Nucl Med Biol 1994 Jul;21(5):739-47

PET FDG studies in oncology.

Positron emission tomography (PET) studies of cancer with the glucose analog 2-[F-18]fluoro-2-deoxy-D-glucose (FDG) have emerged as both a useful research and clinical method for detecting (diagnosing), staging, and monitoring treatment responses in a variety of neoplasms, including tumors of the brain, head and neck, lung, breast, gastrointestinal and genitourinary systems, lymphatic system, musculoskeletal system, and other organ systems. In addition to FDG, many other positron emitting radiopharmaceuticals are under investigation and development in oncology, but the largest set of clinically relevant results to date has been acquired with FDG. Because most aggressive neoplasms have high glycolytic rates, neoplasms throughout the body may potentially be visualized with PET, using both standard transaxial imaging methods and techniques such as whole body PET imaging for surveying the entire body.

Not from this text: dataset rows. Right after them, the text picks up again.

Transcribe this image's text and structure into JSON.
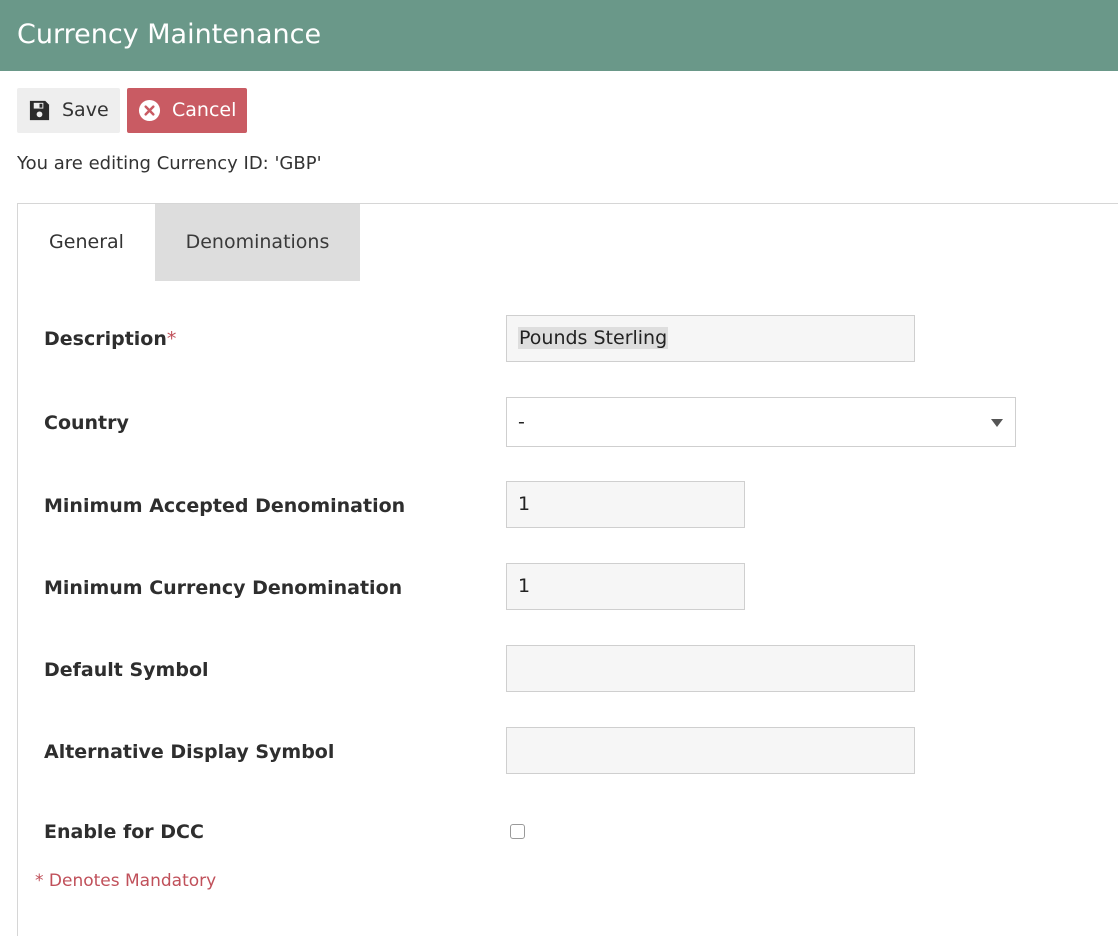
{
  "header": {
    "title": "Currency Maintenance",
    "background_color": "#6a9889"
  },
  "toolbar": {
    "save_label": "Save",
    "save_icon": "floppy-disk-icon",
    "cancel_label": "Cancel",
    "cancel_icon": "x-circle-icon",
    "cancel_color": "#c95b63"
  },
  "edit_note": "You are editing Currency ID: 'GBP'",
  "tabs": [
    {
      "label": "General",
      "active": true
    },
    {
      "label": "Denominations",
      "active": false
    }
  ],
  "form": {
    "description": {
      "label": "Description",
      "required_mark": "*",
      "value": "Pounds Sterling"
    },
    "country": {
      "label": "Country",
      "value": "-"
    },
    "min_accepted": {
      "label": "Minimum Accepted Denomination",
      "value": "1"
    },
    "min_currency": {
      "label": "Minimum Currency Denomination",
      "value": "1"
    },
    "default_symbol": {
      "label": "Default Symbol",
      "value": ""
    },
    "alt_symbol": {
      "label": "Alternative Display Symbol",
      "value": ""
    },
    "enable_dcc": {
      "label": "Enable for DCC",
      "checked": false
    }
  },
  "mandatory_note": "* Denotes Mandatory",
  "colors": {
    "required": "#c0505a",
    "inactive_tab": "#dddddd"
  }
}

Predictive features of positron emission tomography after two cycles of induction therapy in malignant lymphoma

Slaby J, Belohlavek O, Taborska K, Prochazka M, Trneny M, Klener P.   Cas Lek Cesk 2002 May 24;141(10):312-5

BACKGROUND: Positron emission tomography (PET) is a modern functional imaging method, recently introduced to clinical oncology. The aim of our study was the evaluation of prognostic value of PET performed in malignant lymphoma patients after two cycles of chemotherapy. METHODS AND RESULTS: From 9/99 to 11/00 PET was performed in 37 patients with malignant lymphoma (9x m. Hodgkin, 21x HG + IG-NHL, 7x LG-NHL; 26x new diagnosis, 11x relaps of disease). Freedom from progression interval (FFP) and overall survival (OS) were evaluated. Attenuation corrected PET imaging was done by dedicated ECAT EXACT PET scanner from base of the skull to the upper thighs 1 hour after intravenous administration of 18-FDG (7.6 +/- 1.3 MBq/kg). Statistical analysis was done using Kaplan-Meier method. Significance of differences between groups was determined by log-rank test on the level of 5%. After the induction therapy, 30 patients were in complete remission, 3 patients in partial remission and in 4 cases progression of disease were observed. Progression of disease was seen in 4 patients. Median follow up of living patients was 7 months (1-13 months) from the end of therapy. Progression, resp. relapse of disease occurred in 13 patients during this period, two patients died. PET performed after the second course of therapy was positive in 18 patients and negative in 19 patients. Two progressions, resp. relapses of disease were documented in PET-negative group and 11 in PET-positive group. FFP was significantly different in PET positive and PET negative groups (p < 0.05). The negative and positive predictive values of PET for malignant lymphoma relapse or progression were estimated 89%, 63% respectively. CONCLUSION: Regardless the short follow-up period, our preliminary results reflect very good prognostic value of PET performed after the second course of chemotherapy in malignant lymphoma patients.